See for example, the buildbot for buildbot itself. It has a configurable start page. You can see a list of builders which on our case would be builds for different organisms and other future combinations if we ever get more options with immediate download access to the latest build. Choosing one of the builders, you can scroll to the bottom to get a list of previous build from that builder. This would be how to download older catalogue versions.

I accept that none of us has the time to set that up but if you're going down the road of setting up a continuous build for the website content, then it might be more productive to use it to set up buildbot instead.

So what will be the website content? Would a single static webpage with an explanation of the project, do it? That page could have a link to a directory of dated tarballs for download. I thought that was the plan once we scratched buildbot. That sounds good to me.

aflaus commented 7 years ago

In reality the average biochemist or cell biologist is not going to build their own manuscript. I was wanting to make the current built manuscript directly available (ideally also archived versions) online, plus the sequence files and tables of IDs because these are very handy.

You make a very good point that we must not undermine the aim to create an intelligible manuscript by making yet another manually curated, unsustainable resource website.
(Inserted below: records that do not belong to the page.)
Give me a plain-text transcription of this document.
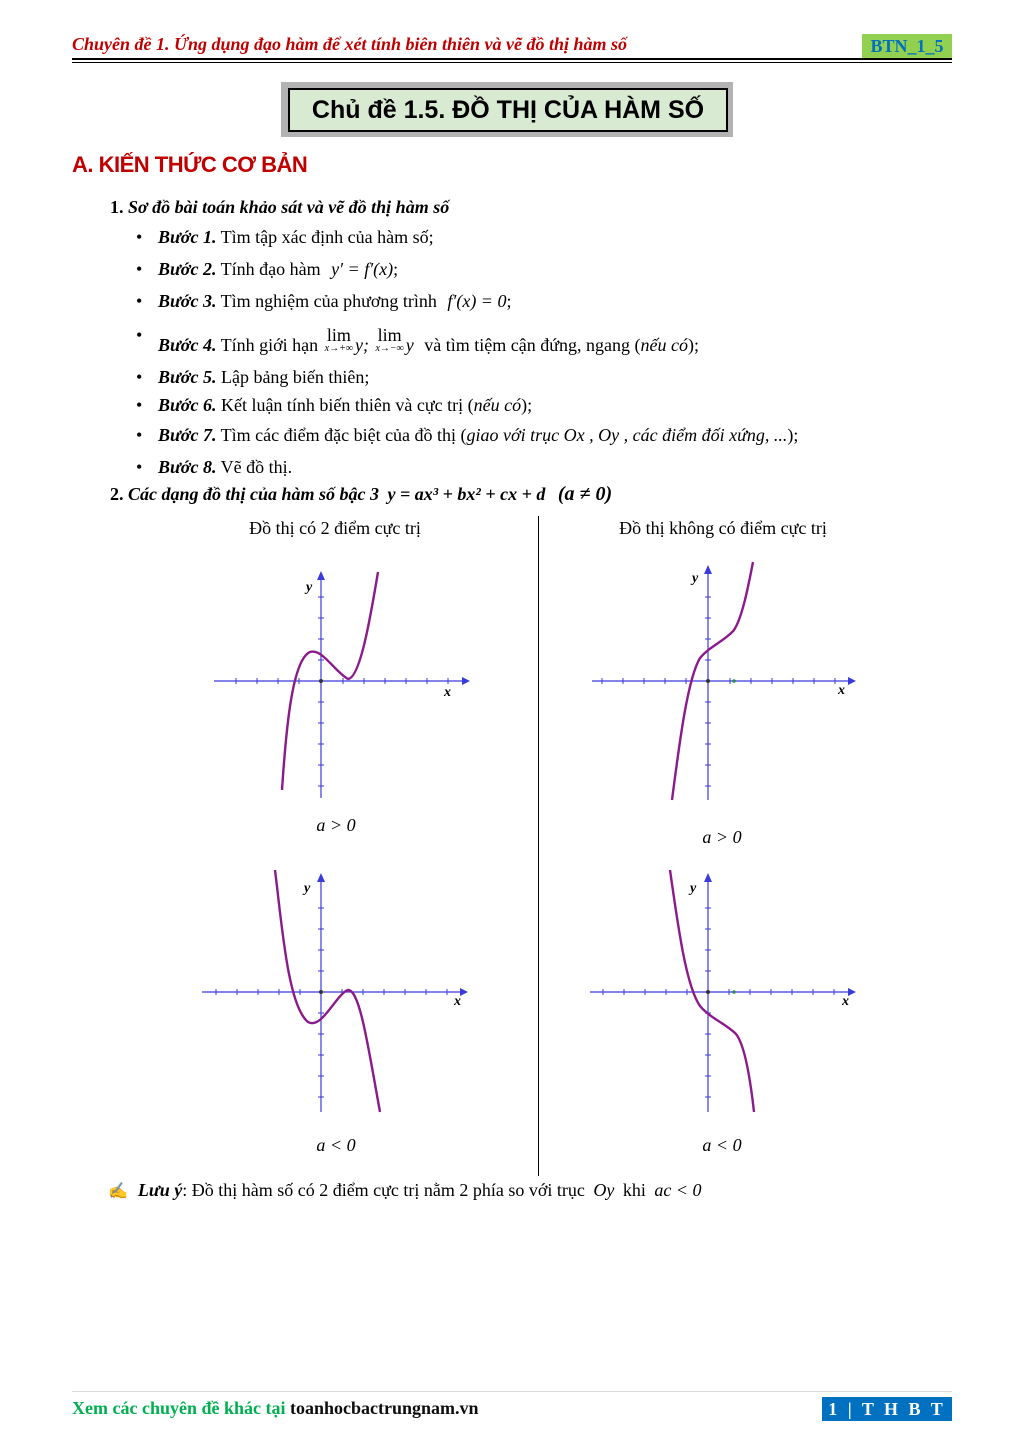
Chuyên đề 1. Ứng dụng đạo hàm để xét tính biên thiên và vẽ đồ thị hàm số	BTN_1_5
Chủ đề 1.5. ĐỒ THỊ CỦA HÀM SỐ
A. KIẾN THỨC CƠ BẢN
1. Sơ đồ bài toán khảo sát và vẽ đồ thị hàm số
• Bước 1. Tìm tập xác định của hàm số;
• Bước 2. Tính đạo hàm y′ = f′(x);
• Bước 3. Tìm nghiệm của phương trình f′(x) = 0;
• Bước 4. Tính giới hạn lim
x→+∞ y; lim
x→−∞ y và tìm tiệm cận đứng, ngang (nếu có);
• Bước 5. Lập bảng biến thiên;
• Bước 6. Kết luận tính biến thiên và cực trị (nếu có);
• Bước 7. Tìm các điểm đặc biệt của đồ thị (giao với trục Ox , Oy , các điểm đối xứng, ...);
• Bước 8. Vẽ đồ thị.
2. Các dạng đồ thị của hàm số bậc 3 y = ax³ + bx² + cx + d (a ≠ 0)
Đồ thị có 2 điểm cực trị	Đồ thị không có điểm cực trị
x
y
a > 0
x
y
a > 0
x
y
a < 0
x
y
a < 0
✍ Lưu ý: Đồ thị hàm số có 2 điểm cực trị nằm 2 phía so với trục Oy khi ac < 0
Xem các chuyên đề khác tại toanhocbactrungnam.vn	1 | T H B T N
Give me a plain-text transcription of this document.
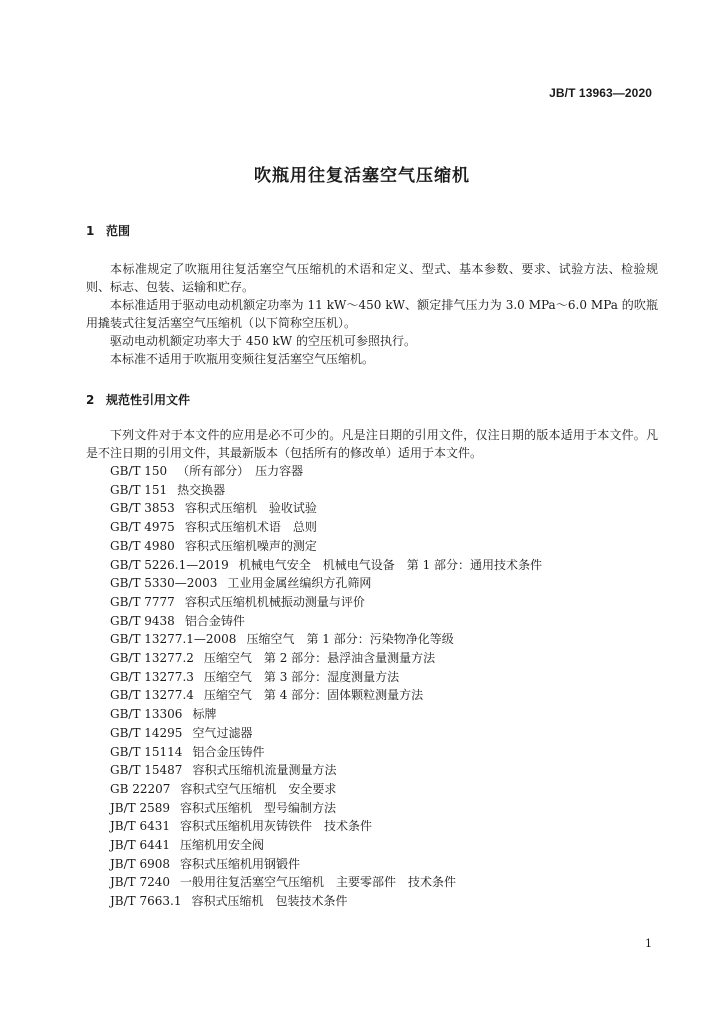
JB/T 13963—2020
吹瓶用往复活塞空气压缩机
1 范围

本标准规定了吹瓶用往复活塞空气压缩机的术语和定义、型式、基本参数、要求、试验方法、检验规则、标志、包装、运输和贮存。

本标准适用于驱动电动机额定功率为 11 kW～450 kW、额定排气压力为 3.0 MPa～6.0 MPa 的吹瓶用撬装式往复活塞空气压缩机（以下简称空压机）。

驱动电动机额定功率大于 450 kW 的空压机可参照执行。

本标准不适用于吹瓶用变频往复活塞空气压缩机。

2 规范性引用文件

下列文件对于本文件的应用是必不可少的。凡是注日期的引用文件，仅注日期的版本适用于本文件。凡是不注日期的引用文件，其最新版本（包括所有的修改单）适用于本文件。

GB/T 150 （所有部分）　压力容器
GB/T 151 热交换器
GB/T 3853 容积式压缩机　验收试验
GB/T 4975 容积式压缩机术语　总则
GB/T 4980 容积式压缩机噪声的测定
GB/T 5226.1—2019 机械电气安全　机械电气设备　第 1 部分：通用技术条件
GB/T 5330—2003 工业用金属丝编织方孔筛网
GB/T 7777 容积式压缩机机械振动测量与评价
GB/T 9438 铝合金铸件
GB/T 13277.1—2008 压缩空气　第 1 部分：污染物净化等级
GB/T 13277.2 压缩空气　第 2 部分：悬浮油含量测量方法
GB/T 13277.3 压缩空气　第 3 部分：湿度测量方法
GB/T 13277.4 压缩空气　第 4 部分：固体颗粒测量方法
GB/T 13306 标牌
GB/T 14295 空气过滤器
GB/T 15114 铝合金压铸件
GB/T 15487 容积式压缩机流量测量方法
GB 22207 容积式空气压缩机　安全要求
JB/T 2589 容积式压缩机　型号编制方法
JB/T 6431 容积式压缩机用灰铸铁件　技术条件
JB/T 6441 压缩机用安全阀
JB/T 6908 容积式压缩机用钢锻件
JB/T 7240 一般用往复活塞空气压缩机　主要零部件　技术条件
JB/T 7663.1 容积式压缩机　包装技术条件
1
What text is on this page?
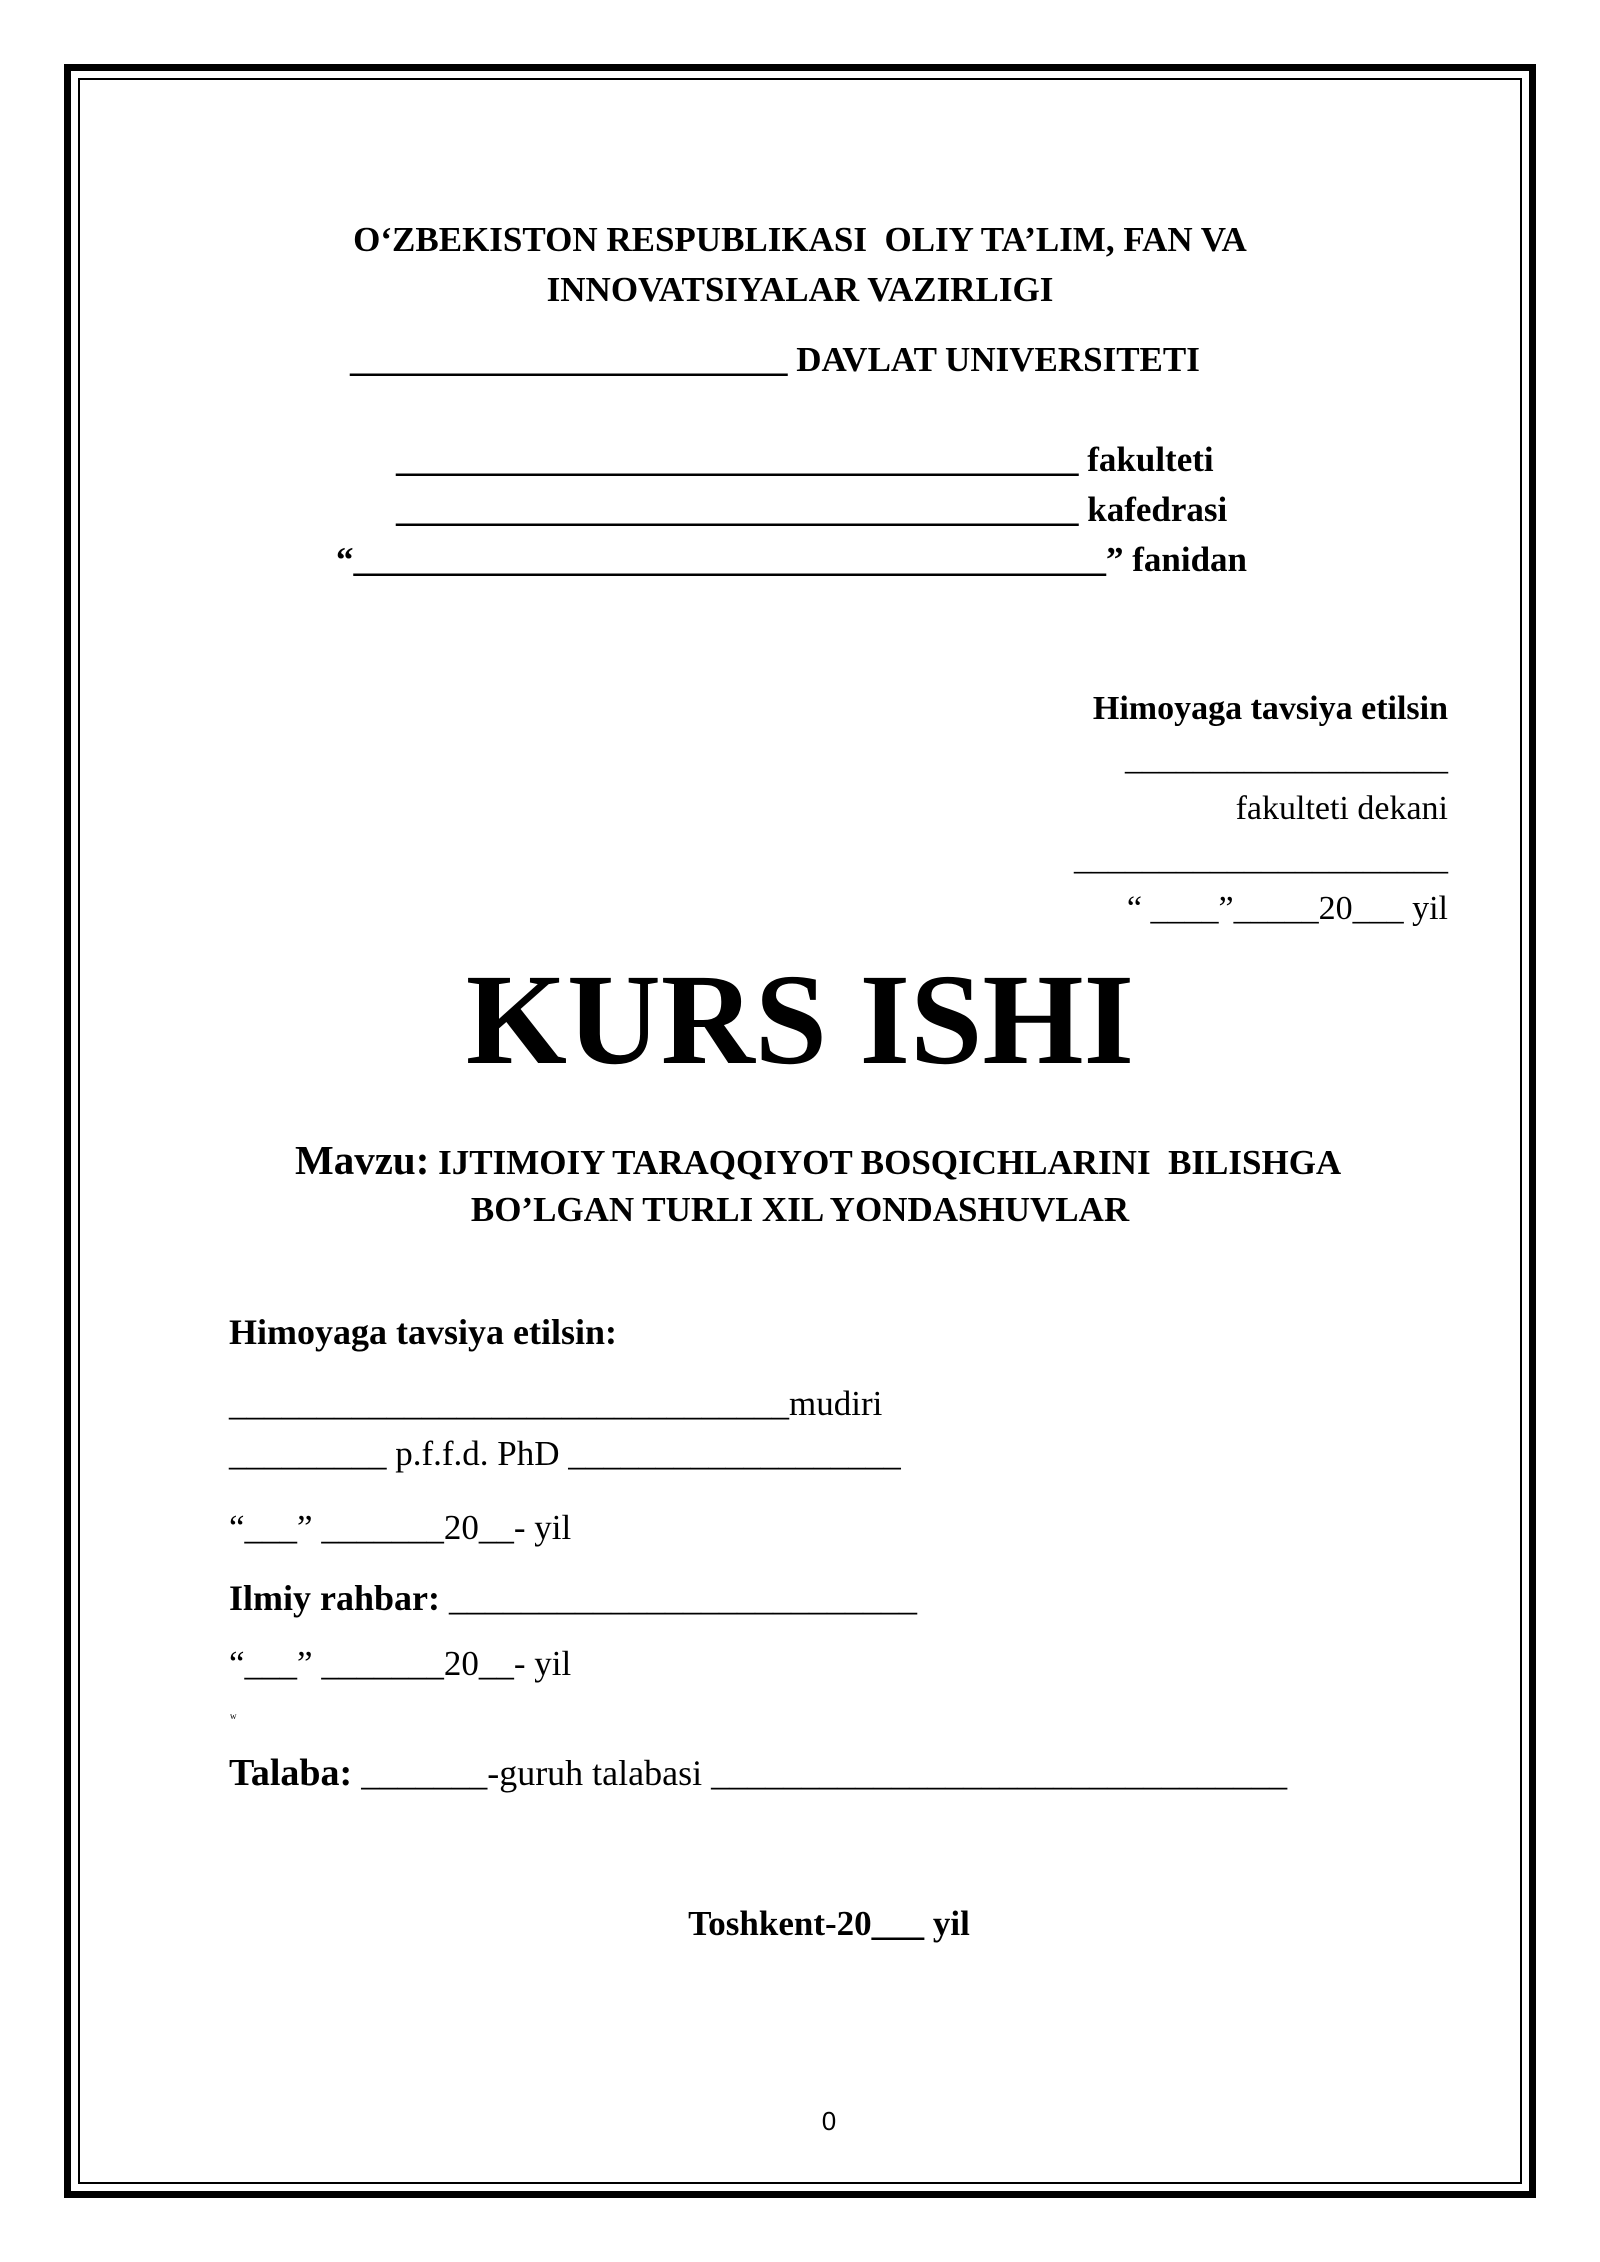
O‘ZBEKISTON RESPUBLIKASI  OLIY TA’LIM, FAN VA
INNOVATSIYALAR VAZIRLIGI
_________________________ DAVLAT UNIVERSITETI
_______________________________________ fakulteti
_______________________________________ kafedrasi
“___________________________________________” fanidan
Himoyaga tavsiya etilsin
___________________
fakulteti dekani
______________________
“ ____”_____20___ yil
KURS ISHI

Mavzu: IJTIMOIY TARAQQIYOT BOSQICHLARINI  BILISHGA

BO’LGAN TURLI XIL YONDASHUVLAR
Himoyaga tavsiya etilsin:
________________________________mudiri
_________ p.f.f.d. PhD ___________________
“___” _______20__- yil

Ilmiy rahbar: __________________________

“___” _______20__- yil
w

Talaba: _______-guruh talabasi ________________________________

Toshkent-20___ yil
0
I have begun asking around to find an IT-competent summer student to develop an adaptation around the idea of a shorter summary "organism note" that is more generic and automated. This tests the manuscript v database argument even further. It would be nicely implemented with your buildbot strategy.

carandraug commented 7 years ago

Then seems like you only need a cronjob that makes a whole new build and push the results, which are all tarballs and pdf's, to the web server. And on the web server you only need a single histone-catalogue.html page with links to the directories where those files end up. It might be a good idea to have a symlink to the last build so you can have links to it on the webpage instead of links to the directory only.

Please note that it is important to also store the stderr of the build because if there's an issue with a gene it may be skipped on the analysis, and depending on the nature of the issue may not even appear on the list of anomalies. It will, however, be noted on the stderr.